First came the global Pokemon Go phenomenon; and more recently Apple CEO, Tim Cook’s stamp of approval of the augmented reality technology itself.
Apple’s acquisition of Metaio, which was followed up with the takeover of Faceshift, as well as the augmented reality-centric spec for the iPhone 7 Plus were strong indicators of the company’s leanings, but the question remained around why.
While there may be contributory factors, there is one compelling reason for Cook’s pro- augmented reality stance – VR in its purest form simply does not promote interaction with the world around us.
For Cook and many others, augmented reality represents a positive enhancement of the physical everyday environment, integrating as it does, data and imagery that complements what we already see.
In short, augmented reality allows people to view images that blend into, and sit on top of, the existing physical landscape, whereas VR delivers an entirely immersive, virtual experience, without any interaction with the physical environment.
Many media commentators have tried to draw comparisons between the two, often to the detriment of augmented reality.
This however, is unfair, as it is essentially like comparing apples to oranges.
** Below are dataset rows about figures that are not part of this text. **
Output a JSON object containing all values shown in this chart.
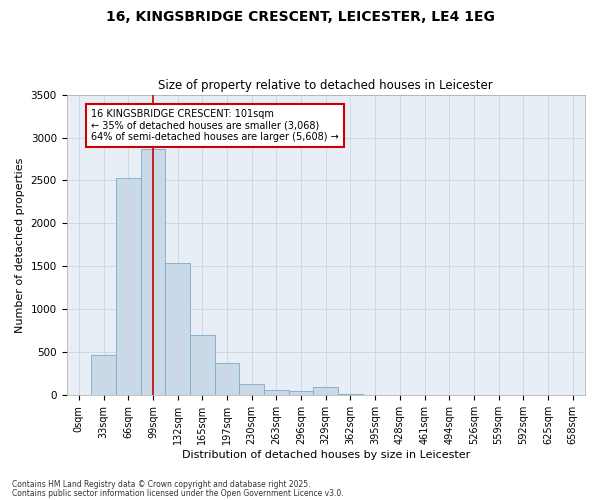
{
  "title_line1": "16, KINGSBRIDGE CRESCENT, LEICESTER, LE4 1EG",
  "title_line2": "Size of property relative to detached houses in Leicester",
  "xlabel": "Distribution of detached houses by size in Leicester",
  "ylabel": "Number of detached properties",
  "bar_labels": [
    "0sqm",
    "33sqm",
    "66sqm",
    "99sqm",
    "132sqm",
    "165sqm",
    "197sqm",
    "230sqm",
    "263sqm",
    "296sqm",
    "329sqm",
    "362sqm",
    "395sqm",
    "428sqm",
    "461sqm",
    "494sqm",
    "526sqm",
    "559sqm",
    "592sqm",
    "625sqm",
    "658sqm"
  ],
  "bar_values": [
    5,
    470,
    2530,
    2870,
    1540,
    700,
    380,
    130,
    65,
    50,
    95,
    20,
    5,
    5,
    2,
    2,
    0,
    0,
    0,
    0,
    0
  ],
  "bar_color": "#c9d9e8",
  "bar_edgecolor": "#7aaac8",
  "vline_x_index": 3,
  "vline_color": "#cc0000",
  "ylim": [
    0,
    3500
  ],
  "yticks": [
    0,
    500,
    1000,
    1500,
    2000,
    2500,
    3000,
    3500
  ],
  "annotation_text": "16 KINGSBRIDGE CRESCENT: 101sqm\n← 35% of detached houses are smaller (3,068)\n64% of semi-detached houses are larger (5,608) →",
  "annotation_box_edgecolor": "#cc0000",
  "annotation_box_facecolor": "#ffffff",
  "footnote_line1": "Contains HM Land Registry data © Crown copyright and database right 2025.",
  "footnote_line2": "Contains public sector information licensed under the Open Government Licence v3.0.",
  "grid_color": "#d0d8e8",
  "background_color": "#e8eef5",
  "fig_width": 6.0,
  "fig_height": 5.0,
  "dpi": 100
}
They are fundamentally different both with their individual merits and USPs – and comparisons are clunky at best; essentially inaccurate at worst.
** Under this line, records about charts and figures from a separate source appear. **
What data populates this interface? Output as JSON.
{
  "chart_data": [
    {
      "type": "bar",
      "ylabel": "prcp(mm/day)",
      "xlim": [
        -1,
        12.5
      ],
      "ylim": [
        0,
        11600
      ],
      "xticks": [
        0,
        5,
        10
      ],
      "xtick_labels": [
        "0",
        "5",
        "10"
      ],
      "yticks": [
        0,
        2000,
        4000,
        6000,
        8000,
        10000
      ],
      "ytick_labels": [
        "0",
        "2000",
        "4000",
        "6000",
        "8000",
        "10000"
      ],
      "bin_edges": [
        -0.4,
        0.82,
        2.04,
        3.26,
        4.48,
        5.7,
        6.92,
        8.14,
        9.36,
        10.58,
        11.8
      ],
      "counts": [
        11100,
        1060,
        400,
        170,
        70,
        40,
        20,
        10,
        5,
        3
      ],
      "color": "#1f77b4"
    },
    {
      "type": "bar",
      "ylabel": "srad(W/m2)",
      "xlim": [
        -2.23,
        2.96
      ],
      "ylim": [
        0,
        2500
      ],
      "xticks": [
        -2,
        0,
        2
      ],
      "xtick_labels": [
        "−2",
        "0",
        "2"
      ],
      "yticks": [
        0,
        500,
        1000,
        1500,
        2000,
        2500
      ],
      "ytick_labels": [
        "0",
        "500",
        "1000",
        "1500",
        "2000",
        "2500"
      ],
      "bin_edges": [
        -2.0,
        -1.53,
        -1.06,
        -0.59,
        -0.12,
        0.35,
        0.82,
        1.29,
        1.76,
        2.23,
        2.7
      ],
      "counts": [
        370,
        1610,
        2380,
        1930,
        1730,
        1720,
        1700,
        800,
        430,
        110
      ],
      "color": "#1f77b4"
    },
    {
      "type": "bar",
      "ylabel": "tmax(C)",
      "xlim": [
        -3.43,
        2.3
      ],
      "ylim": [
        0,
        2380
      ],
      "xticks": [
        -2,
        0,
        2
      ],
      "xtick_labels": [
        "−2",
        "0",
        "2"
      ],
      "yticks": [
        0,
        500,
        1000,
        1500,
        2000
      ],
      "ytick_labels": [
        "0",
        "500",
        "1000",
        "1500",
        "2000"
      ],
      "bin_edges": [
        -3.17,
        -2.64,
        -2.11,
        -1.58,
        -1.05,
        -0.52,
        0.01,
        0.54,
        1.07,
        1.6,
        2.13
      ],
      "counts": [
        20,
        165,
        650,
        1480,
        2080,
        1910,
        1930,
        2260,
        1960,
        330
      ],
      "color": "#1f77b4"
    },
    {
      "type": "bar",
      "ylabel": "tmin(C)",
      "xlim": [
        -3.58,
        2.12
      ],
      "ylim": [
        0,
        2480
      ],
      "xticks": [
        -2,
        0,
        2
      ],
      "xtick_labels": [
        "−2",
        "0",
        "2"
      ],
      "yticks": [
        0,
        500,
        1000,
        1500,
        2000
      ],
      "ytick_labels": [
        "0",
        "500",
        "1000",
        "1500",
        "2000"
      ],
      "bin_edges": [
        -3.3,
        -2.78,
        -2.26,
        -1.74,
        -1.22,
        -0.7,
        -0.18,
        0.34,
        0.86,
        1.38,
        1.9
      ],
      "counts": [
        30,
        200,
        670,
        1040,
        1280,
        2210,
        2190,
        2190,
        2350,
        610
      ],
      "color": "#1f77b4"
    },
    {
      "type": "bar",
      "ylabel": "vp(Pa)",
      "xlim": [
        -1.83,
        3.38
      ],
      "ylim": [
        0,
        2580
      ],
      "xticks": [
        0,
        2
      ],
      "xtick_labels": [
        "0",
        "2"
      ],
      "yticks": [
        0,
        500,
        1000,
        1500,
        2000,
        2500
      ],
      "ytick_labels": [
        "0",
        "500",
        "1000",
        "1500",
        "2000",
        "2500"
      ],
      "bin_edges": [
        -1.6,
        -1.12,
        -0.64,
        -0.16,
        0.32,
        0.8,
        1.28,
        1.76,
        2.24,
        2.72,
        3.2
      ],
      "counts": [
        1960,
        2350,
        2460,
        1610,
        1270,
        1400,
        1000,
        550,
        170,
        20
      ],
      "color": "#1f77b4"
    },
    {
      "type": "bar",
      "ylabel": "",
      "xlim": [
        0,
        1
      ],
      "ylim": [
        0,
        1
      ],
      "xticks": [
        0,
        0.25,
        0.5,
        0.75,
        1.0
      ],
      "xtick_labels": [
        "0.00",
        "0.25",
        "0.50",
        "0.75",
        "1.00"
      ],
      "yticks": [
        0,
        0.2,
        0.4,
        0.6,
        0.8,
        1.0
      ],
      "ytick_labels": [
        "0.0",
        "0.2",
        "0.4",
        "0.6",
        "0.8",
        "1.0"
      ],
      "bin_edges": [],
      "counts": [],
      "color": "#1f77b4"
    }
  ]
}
Wearables are the key to unlocking the potential in augmented reality. They will allow information and data to be overlaid onto any given environment and then visualised in an easier-to-use way.
It will be this evolution in the wearable technology space that will allow companies to really start to see tangible benefits of the technology. And it is entirely possible that augmented reality applications and (vertical) deployments will experience a real boost in the New Year, buoyed by greater market maturity in the wearables space.
Yet, before the full business potential of augmented reality can be realised, there are a number of challenges which need to be solved. There are three pillars that need to be tackled; performance, wearability and scalability.
To date, products which have reached the market place have failed to successfully combine these three elements, thus adoption (at least at a business level) has so far been limited.
The augmented reality market and the growing real-life applications of the technology are evolving at such a speed that it is almost impossible to predict with any certainty, how it could influence the workplaces of tomorrow, with benefits potentially, as diverse as the possible applications themselves.
Increased staff productivity; improved customer experience; greater awareness of health and safety protocols; increased operational efficiencies; minimal training requirements; greater support for remote workers; and improved staff retention and customer loyalty are all areas that augmented reality could positively impact as the space and its technological offering continues to mature.
Apple’s promotion of augmented reality last month and the global craze of Pokemon Go have certainly bought augmented reality out of the shadow of VR, much as the iCloud did for the general awareness of the cloud computing space.
However, in order for the sector to mature thoroughly and deliver a “new reality” in terms of both professional and personal aspirations, the technology will need to become more scalable, more integrated into wearable technology and, finally, lose the tag of VR’s less interesting sibling.